I have been meaning to read some detailed history of Hawaii to clarify this issue, but in the meantime I picked up a general history of the northern Pacific Ocean, Walter A. McDougall's Let the Sea Make a Noise, which covers quite a bit of Hawaiian history. Having said that in 1882 Hawaiian plantation owners petitioned Japan to allow emigration to Hawaii because the Japanese were the best workers, on page 391 McDougall begins covering the events leading directly to annexation. Annexation was all about preventing democracy, not creating it.

American planters (mostly sons of missionaries) had already established that only white people and people who had a minimum amount of property (mostly the few native Hawaiians who had not sold out to whites) could vote in their banana Republic. In the United States at that time the Democratic Party was both openly racist and, for the most part, against imperialist adventures. In addition the party represented sugar plantation owners in Louisiana and Florida who did not want Hawaiian sugar to be inside U.S. tariff walls. So while Grover Cleveland, a Democrat, was President, the annexation of Hawaii was delayed. William McKinley, a Republican president elected in 1896, was willing to annex, but Japan stood in the way.

In 1897 the Japanese government sought to protect the independence of Hawaii after the (still independent, but wanting to be annexed white elitist) ruling junta barred Japanese immigration. Japanese Consul Shimamura protested, so Secretary of the Navy John Davis Long sent a cruiser, the Philadelphia, to Hawaii. Again in April Hawaii's President Sanford Dole (yes, like the pineapple company) formally requested annexation by the U.S. The Japanese countered by sending their own cruiser, Naniwa. How about a little democracy fellas? "If the Republic of Hawaii were forced to grant Japanese residents the vote, the Japanese would take over! McKinley now overcame his doubts and ordered the State Department to draft an annexation treaty." [page 392]

"In December 1897 the Meiji cabinet blinked, declared itself satisfied with a small indemnity, and ordered the Naniwa home."

I'll also note that the annexation of Hawaii broke previously signed treaties with the sovereign nation of Hawaii guaranteeing its eternal independence.

It is an old game.

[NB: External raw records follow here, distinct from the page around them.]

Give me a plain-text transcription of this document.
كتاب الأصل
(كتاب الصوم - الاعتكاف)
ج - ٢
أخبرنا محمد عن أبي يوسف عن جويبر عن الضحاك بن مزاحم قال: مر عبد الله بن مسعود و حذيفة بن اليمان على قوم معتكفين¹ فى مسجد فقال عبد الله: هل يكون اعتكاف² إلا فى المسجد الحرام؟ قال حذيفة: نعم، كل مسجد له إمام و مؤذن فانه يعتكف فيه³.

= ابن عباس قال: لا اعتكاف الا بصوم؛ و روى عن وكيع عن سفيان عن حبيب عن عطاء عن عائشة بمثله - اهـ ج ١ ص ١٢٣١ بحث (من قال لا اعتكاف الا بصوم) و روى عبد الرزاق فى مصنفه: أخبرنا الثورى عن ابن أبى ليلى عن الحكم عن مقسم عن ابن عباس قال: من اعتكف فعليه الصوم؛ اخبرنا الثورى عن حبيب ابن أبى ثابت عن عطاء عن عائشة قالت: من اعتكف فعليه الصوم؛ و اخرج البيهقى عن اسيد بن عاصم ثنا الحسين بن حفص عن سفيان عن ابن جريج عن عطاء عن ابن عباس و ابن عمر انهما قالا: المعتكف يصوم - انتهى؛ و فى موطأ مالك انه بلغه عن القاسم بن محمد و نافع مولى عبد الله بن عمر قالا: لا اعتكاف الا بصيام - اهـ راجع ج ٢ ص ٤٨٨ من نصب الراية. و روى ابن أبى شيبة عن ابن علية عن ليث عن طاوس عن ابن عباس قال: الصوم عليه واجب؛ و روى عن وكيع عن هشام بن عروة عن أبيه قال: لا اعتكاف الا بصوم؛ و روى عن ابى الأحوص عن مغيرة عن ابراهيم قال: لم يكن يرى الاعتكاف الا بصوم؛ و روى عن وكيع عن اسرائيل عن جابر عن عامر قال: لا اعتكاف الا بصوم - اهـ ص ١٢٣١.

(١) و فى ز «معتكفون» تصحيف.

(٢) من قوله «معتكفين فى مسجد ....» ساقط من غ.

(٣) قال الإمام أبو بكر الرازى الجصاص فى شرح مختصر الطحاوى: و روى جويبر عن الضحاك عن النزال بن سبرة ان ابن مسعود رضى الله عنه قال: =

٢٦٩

The easiest way to win at democracy is to allow only your own side to vote. The U.S. still plays that game, more recently for instance in unoccupied Palestine and in Algeria. When political parties the U.S. does not like, for instance Hamas, win elections, the U.S. simply installs someone else and teaches them how to run crooked elections. Just like in California now, where the publicized debates between Meg Whitman and Jerry Brown have shown they are just two faces of the same incompetent regime. Third party candidates like Laura Wells are simply not allowed to join in public debates.

Democracy, even when truly democratic, is no guarantee of good governance. But the minimal ingredients for democracy are: allowing everyone to vote, and allowing all candidates fair access to the voters.